NY definitely has its fair share of traffic but makes up for it with a kick-butt public transit system. St. John's is a great school and don't let any of the T14 elitists on here telling you otherwise.
I went to NYU grad school and although Manhattan is fun to live in, it's also nice to be able to live the city (NYers just call Manhattan "the City," but technically it's all 5 boroughs) so you should be fine. The Mets suck though and Shea Stadium is an armpit, but that's for a different message board :-)
« on: May 02, 2008, 11:12:25 AM »
A buddy of mine scored a 137 on his first practice test without any preparation. He then studied his ass off for 6 weeks before the real LSAT and scored a 165...How's that for improvement??? I also scored a 147 myself on the real test and now reaching in the low 160s on practice tests. I am taking again in June so we shall see.

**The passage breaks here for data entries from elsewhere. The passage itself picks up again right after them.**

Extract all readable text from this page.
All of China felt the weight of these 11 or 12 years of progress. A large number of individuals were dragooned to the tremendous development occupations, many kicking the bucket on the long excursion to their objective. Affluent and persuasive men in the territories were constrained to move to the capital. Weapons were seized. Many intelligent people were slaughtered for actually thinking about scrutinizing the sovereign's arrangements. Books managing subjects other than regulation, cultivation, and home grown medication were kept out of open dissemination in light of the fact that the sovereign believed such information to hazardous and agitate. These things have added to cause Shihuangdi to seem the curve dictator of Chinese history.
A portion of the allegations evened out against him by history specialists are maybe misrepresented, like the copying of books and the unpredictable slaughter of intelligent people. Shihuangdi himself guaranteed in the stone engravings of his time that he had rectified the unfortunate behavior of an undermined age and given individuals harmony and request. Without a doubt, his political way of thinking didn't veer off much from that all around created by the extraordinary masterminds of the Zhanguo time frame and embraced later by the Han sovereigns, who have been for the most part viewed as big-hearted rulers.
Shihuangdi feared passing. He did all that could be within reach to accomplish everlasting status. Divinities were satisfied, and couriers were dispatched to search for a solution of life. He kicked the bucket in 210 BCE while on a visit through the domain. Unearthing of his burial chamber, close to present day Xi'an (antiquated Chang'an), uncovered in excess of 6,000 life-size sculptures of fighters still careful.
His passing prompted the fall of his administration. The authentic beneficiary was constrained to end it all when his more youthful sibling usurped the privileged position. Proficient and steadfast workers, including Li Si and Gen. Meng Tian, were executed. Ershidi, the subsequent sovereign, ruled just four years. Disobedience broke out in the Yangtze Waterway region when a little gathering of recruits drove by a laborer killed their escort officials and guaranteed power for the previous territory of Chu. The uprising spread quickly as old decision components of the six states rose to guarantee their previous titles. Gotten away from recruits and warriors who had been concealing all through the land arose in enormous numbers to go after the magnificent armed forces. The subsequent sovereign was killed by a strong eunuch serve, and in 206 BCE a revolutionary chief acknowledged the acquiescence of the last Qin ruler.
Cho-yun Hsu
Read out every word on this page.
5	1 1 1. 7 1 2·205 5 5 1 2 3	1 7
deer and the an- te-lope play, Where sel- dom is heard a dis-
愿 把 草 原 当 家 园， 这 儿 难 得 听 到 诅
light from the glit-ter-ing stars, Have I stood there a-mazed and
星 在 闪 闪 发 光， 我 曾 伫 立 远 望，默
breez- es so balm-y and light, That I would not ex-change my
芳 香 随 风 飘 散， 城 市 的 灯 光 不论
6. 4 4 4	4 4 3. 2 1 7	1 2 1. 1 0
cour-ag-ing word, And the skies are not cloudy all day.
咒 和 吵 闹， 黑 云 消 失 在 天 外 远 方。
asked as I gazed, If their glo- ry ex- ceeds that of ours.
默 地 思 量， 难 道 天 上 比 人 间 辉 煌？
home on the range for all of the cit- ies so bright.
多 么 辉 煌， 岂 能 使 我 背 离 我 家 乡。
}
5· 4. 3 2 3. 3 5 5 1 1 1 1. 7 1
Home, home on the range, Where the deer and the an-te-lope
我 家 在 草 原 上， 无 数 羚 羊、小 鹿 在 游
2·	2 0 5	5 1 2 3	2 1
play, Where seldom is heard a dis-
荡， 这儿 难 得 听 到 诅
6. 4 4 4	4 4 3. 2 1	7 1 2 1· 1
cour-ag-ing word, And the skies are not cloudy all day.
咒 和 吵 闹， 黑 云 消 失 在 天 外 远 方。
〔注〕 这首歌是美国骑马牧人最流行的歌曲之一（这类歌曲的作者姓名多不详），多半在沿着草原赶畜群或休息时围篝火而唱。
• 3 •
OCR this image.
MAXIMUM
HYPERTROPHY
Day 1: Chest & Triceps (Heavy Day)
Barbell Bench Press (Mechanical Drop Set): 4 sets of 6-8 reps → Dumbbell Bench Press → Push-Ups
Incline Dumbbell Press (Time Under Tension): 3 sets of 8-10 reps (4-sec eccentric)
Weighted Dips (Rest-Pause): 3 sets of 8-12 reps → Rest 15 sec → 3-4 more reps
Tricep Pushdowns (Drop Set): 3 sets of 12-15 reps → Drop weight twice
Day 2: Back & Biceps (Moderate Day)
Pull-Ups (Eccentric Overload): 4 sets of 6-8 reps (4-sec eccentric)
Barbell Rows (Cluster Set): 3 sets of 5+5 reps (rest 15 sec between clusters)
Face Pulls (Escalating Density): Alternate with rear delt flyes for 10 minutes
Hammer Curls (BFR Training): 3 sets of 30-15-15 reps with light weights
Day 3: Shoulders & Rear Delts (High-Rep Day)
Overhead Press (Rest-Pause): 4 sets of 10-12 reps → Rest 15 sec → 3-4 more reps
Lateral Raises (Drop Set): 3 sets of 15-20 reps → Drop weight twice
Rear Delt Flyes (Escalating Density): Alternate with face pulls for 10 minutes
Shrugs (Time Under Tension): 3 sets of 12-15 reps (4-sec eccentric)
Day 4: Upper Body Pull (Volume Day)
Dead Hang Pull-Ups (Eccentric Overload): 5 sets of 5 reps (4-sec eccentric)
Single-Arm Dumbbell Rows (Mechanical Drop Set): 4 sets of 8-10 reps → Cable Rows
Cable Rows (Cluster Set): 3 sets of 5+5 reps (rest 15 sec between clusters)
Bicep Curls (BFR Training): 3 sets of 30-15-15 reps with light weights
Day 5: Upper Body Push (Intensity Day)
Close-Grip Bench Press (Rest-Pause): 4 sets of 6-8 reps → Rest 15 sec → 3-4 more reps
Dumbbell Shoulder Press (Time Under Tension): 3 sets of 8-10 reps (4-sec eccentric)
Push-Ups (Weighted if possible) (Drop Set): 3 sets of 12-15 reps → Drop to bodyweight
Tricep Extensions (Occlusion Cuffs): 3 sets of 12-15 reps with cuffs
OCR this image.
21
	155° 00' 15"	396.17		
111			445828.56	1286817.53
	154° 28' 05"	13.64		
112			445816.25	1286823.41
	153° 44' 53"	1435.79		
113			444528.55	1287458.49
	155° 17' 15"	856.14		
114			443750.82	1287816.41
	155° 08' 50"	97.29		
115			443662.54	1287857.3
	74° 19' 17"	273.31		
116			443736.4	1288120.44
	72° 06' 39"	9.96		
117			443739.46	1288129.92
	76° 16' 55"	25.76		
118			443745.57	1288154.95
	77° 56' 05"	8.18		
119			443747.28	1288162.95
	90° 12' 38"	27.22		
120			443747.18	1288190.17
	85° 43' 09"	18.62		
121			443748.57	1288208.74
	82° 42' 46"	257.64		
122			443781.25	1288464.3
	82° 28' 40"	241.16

This particular forum has been very supportive but other members of this site will tell you don't go to law school with such a low score. If my friend and the others who have posted in this particular forum listened to those jack-asses, none of them would be in law school as we speak.
You just have to retrain the way your mind process information and understand exactly what the test is asking. Simply stated, but not so easy to achieve of course. However, with time, patience and alot of persistence, you can do it just like the rest of us.
« on: May 02, 2008, 01:44:35 AM »
I am from NYC and have lived in Queens, Brooklyn and Manhattan. Even though many parts of Queens is like Eastern Europe after WWII, the school is extremely respected in NY and like I said before, the alumni network is huge and will pay off down the road.
I don't know much about Chicago but it "ain't no New York"...haha, and the winters are just god awful!
« on: May 01, 2008, 04:56:01 PM »
I am sure you already know this, but St. John's is in Jamaica, Queens, not Manhattan. BIG difference between the two boroughs but it is close enough to hop on the LIRR or subway.
The school has a great reputation in NY and the alumni is incredibly huge. The only downfall is that you're competing with NYU, Cornell, Columbia, Fordham and some would say even Brooklyn. If Chicago-Kent is offering lots of $$$, that might make things interesting, but otherwise, I would choose St. John's.
« on: May 01, 2008, 01:35:24 PM »
I am truly fed up with this message board. Are all of you so deeply obsessed with T14 schools that you cannot even fathom that 180+ other schools exist? Since I am the OP, re-read my second post:
"I think it's a given that the top 14 schools have ALWAYS been the top 14. I should clarify my question and ask what about the rest of the 180+ schools (granted, some of them are fairly new)? How were they "classified" by the legal community without the USN&WR?
For hypothetical purposes, lets say there were only 100 law schools 25 years ago (I have no idea, just shooting off the top of my head) and lets NOT TALK ABOUT THE T14 SCHOOLS FOR ONE MOMENT ON THIS MESSAGE BOARD (sheesh!), how did firms match up a Wisconsin versus an Illinois, or a Washington-St.Louis versus University of Texas?"
Most law students do not go to T14 schools and that was exactly my point in posting my questions. And yet, all of you just can't help but revert back to T14 talk. This website should be called "Top 14 Law Schools Discussion," or better yet, "95% of All Other Law Schools Suck Discussion."
« on: May 01, 2008, 09:47:22 AM »
It is true, I work for a Big Law firm here in DC and they even told me that if I can get into a top 25, or maybe even a top 50, I would be guaranteed a job here (since the partner here loves me from working for her for over 5 years). These people, even the partner whom I've worked for at this firm and another Big Law firm, realize that I know everything the attorneys I work for know. They realize that I can pretty much run these transactional deals on my known if I could. And yet, if I can't get into a Top 25 school, I can't get a job here. How's that for USN&WR influence? I am not so sure that would have been the case 20-25 years ago.